If your chroma key sequence has a side view..... use that for the media file for
track 3 in my example.

If not, you will need to make a mask shaped like the profile of the truck using
a paint program.

Once again you can uncheck/check the Mask Generator on Track 3 to see the
plane. You would need to keyframe as the truck moves.

EDIT: to get the best mask and you have the model place the model truck on
a sheet of plastic or cloth. Position a light source at the correct angle. Using
a magic marker from the underside draw the shadow on the sheet.

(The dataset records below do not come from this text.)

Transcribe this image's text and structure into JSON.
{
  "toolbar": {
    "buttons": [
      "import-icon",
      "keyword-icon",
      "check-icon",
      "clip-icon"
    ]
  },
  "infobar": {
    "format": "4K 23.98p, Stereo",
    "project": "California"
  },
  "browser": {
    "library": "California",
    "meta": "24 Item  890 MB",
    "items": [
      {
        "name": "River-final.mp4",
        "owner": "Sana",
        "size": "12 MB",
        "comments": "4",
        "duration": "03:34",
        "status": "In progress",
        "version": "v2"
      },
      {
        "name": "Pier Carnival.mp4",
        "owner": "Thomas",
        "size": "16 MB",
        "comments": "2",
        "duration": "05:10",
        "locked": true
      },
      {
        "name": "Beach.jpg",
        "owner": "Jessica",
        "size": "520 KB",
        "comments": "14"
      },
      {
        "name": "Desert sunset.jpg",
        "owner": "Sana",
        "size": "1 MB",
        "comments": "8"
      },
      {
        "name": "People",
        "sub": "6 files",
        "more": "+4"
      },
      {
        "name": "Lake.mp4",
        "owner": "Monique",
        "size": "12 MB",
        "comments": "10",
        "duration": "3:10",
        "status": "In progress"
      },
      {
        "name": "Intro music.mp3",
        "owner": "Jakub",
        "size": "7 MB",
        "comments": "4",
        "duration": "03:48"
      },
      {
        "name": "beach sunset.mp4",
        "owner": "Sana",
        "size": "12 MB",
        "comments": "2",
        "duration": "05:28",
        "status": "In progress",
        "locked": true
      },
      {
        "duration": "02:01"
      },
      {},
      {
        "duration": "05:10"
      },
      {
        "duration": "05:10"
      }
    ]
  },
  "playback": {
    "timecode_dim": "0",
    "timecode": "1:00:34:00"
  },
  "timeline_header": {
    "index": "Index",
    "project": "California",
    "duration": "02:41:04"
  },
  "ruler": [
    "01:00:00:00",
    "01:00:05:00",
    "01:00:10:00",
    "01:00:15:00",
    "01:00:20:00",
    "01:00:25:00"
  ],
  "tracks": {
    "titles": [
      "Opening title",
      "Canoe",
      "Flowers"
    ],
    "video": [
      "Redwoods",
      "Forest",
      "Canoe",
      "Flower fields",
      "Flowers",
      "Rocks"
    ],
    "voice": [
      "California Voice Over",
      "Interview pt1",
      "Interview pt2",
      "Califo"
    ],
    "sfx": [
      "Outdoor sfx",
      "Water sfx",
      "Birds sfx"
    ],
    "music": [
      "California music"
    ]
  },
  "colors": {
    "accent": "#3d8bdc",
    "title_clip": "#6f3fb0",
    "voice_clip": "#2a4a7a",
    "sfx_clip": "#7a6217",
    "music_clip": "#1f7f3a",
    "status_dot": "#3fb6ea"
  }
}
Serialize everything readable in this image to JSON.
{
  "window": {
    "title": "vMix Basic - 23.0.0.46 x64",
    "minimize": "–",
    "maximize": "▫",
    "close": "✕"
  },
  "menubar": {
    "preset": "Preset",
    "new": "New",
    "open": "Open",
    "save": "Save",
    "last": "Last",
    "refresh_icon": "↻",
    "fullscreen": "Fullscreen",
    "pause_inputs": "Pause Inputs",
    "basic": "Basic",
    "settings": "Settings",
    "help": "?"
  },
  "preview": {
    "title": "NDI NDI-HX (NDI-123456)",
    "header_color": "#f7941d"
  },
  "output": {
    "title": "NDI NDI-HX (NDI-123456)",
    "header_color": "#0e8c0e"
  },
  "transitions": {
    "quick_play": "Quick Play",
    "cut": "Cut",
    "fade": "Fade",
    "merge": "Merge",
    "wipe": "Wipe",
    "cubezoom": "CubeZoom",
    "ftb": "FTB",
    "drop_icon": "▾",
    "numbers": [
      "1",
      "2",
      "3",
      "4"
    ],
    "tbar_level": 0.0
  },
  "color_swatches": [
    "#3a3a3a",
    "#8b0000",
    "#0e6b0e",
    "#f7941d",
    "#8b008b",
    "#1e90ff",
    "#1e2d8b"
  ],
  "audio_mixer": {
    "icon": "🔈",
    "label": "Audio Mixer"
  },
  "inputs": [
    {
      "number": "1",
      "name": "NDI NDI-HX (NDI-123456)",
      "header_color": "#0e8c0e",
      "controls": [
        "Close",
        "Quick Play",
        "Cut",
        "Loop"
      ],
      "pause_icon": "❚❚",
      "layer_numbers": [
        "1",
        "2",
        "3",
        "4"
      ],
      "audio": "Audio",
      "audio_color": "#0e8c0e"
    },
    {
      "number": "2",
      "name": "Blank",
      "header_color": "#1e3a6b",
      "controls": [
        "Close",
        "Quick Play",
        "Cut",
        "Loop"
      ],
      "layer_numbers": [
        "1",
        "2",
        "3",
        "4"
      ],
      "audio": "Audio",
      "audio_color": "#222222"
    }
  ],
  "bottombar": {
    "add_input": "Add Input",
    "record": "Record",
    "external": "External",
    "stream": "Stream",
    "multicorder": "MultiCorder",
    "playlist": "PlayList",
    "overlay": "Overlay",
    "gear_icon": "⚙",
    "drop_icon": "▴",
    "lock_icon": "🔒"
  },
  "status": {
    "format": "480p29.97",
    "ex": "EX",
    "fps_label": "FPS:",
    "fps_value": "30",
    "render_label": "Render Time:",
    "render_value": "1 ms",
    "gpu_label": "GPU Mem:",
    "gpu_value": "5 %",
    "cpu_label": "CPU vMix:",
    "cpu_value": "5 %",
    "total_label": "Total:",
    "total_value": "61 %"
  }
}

Remove
the truck and clean up the marker. Take a photo of the sheet.
DavidSinger wrote on 11/13/2006, 7:13 AM
Excellent suggestions.
This thread is becoming Shadows 101.
I realize now I must reshoot the truck (differing angles to match the road surface and sunlight). I will take photos of each step I take towards the results, and post the resulting .veg. Because the carpenters have gone crazy in the original shooting room, this will require about 3-4 weeks wait (possibly longer as Ol Man Winter is now reaching out with his chilly hand and one of my actresses is busybusybusy in college right now) until I can attend properly to the task.
My gratitude for all the help. My responsibility to share the result.